La prima parte “La fine dell’arte” si incentra su una discussione tra due professori universitari e sui rispettivi concetti di arte contemporanea; a partire dalla vicenda reale del clamoroso e mediatico restauro di un Ecce Homo da parte di un’anziana signora nella città di Borja, andando a creare, infine, un cortocircuito tra arte, errore e denaro. Uno strappo tra la cosiddetta arte accademica e l’opera nell’epoca della sua riproducibilità tecnica (e ormai tecnologica), accolta – come si sente in una battuta dello spettacolo – dal «Museo di pixel in cui si è trasformato il mondo».

L’intermezzo vede i cinque bravissimi attoriRita Brütt, Fabrizio Lombardo, Laura Nardi, Deniz Ozdogan e Armândio Pinheiro – seduti in ribalta (nella foto di Giovanni Chiarot), alle prese con una babelica traduzione simultanea relativa a una ‘favola antica’, i cui protagonisti sono uccellini e porchetti, che prende poi la forma di paradossali spiegazioni tecniche del videogioco rompicapo Angry Birds.

Lo spettacolo, infine, si conclude con “Burocrazia”, apocalittica visione di un mondo complicato, in cui tutte le relazioni, umane e non, si costruiscono sulla base del denaro. Atto che si sviluppa attraverso le vicende di un gruppo di impiegati che nei loro uffici soccombono e allo stesso tempo incarnano i meccanismi e le strutture del potere.

Si tratta, quindi di tre capitoli autonomi, ma legati tra loro da infiniti dettagli, labirinti senza centro per uno spettacolo che si può percorre solamente inglobando ogni sua parte in una rete di relazioni e sovrapposizioni. Si riconosce il lavoro registico di Rafael Spregelburd che assieme alla co-regista e traduttrice Manuela Cherubini, è capace di dare vita ad un teatro ibrido in cui la cultura alta si amalgama a quella pop e in cui l’allestimento scenico é essenziale: «Perché nel sistema argentino – ricorda Spregelburd durante l’incontro che segue allo spettacolo – la tecnologia narrativa è più importante degli oggetti e della scenografia»

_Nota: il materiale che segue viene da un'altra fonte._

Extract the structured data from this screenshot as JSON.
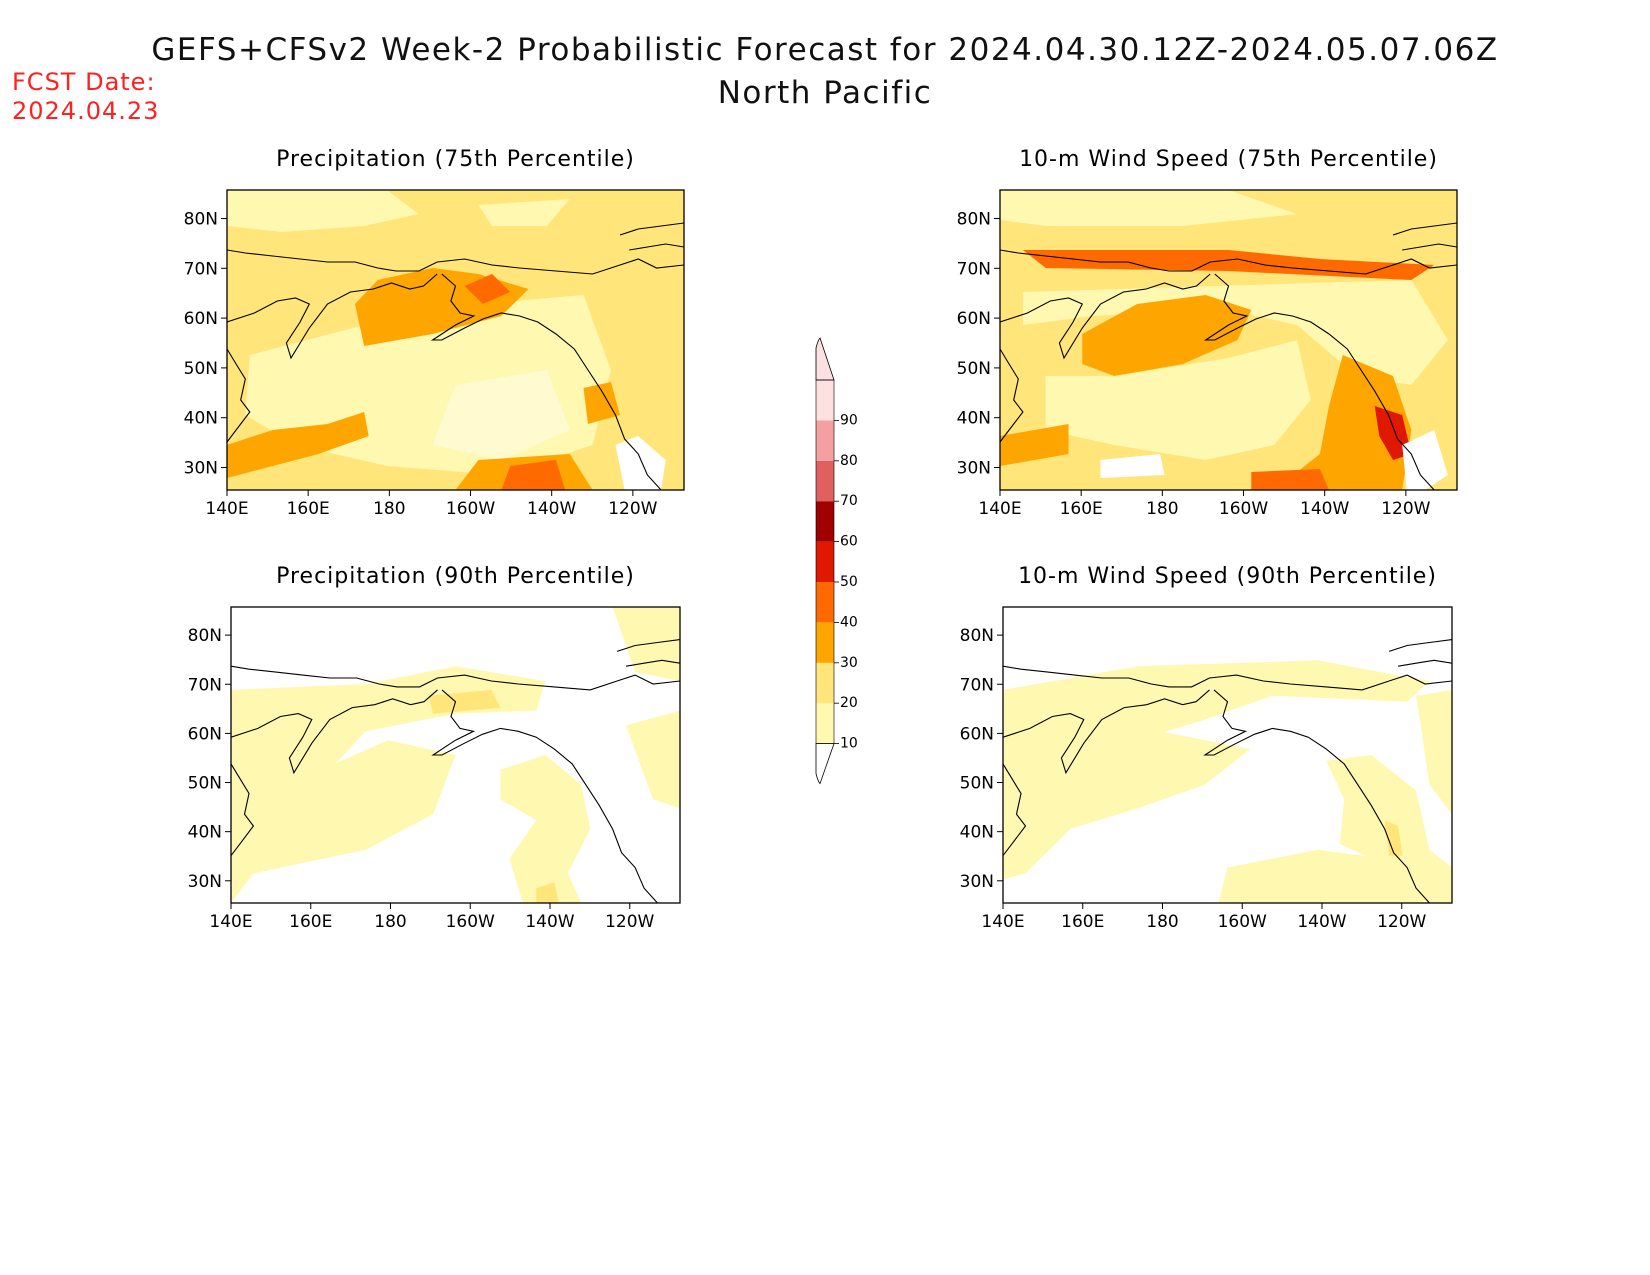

«In Furia Avicola – prosegue Spregelburd – viene messa in scena la forzatura della logica. L’idea della fine è solo una scusa per non cambiare niente, per andare avanti con quello che è già stato pianificato per noi. Fino ad ora c’è stata solo rigenerazione, non c’è mai stata la fine e quindi questo spettacolo vuole mettere in conflitto tutte le certezze dell’occidente. In Argentina – continua il regista – la crisi è assunta come una minaccia permanente e perciò la visione apocalittica non fa più paura».

Ricordiamo, infine, che “Furia Avicola” è stato presentato nell’ambito della stagione “Differenze”, grazie alla co-produzione tra il Teatro Stabile di Innovazione del Friuli Venezia Giulia e Fattore K; essenziale per la genesi dello spettacolo, “l’incontro fatale” avvenuto tra il Css e il teatrista argentino, durante l’Ecole des Maîtres 2012 a Udine.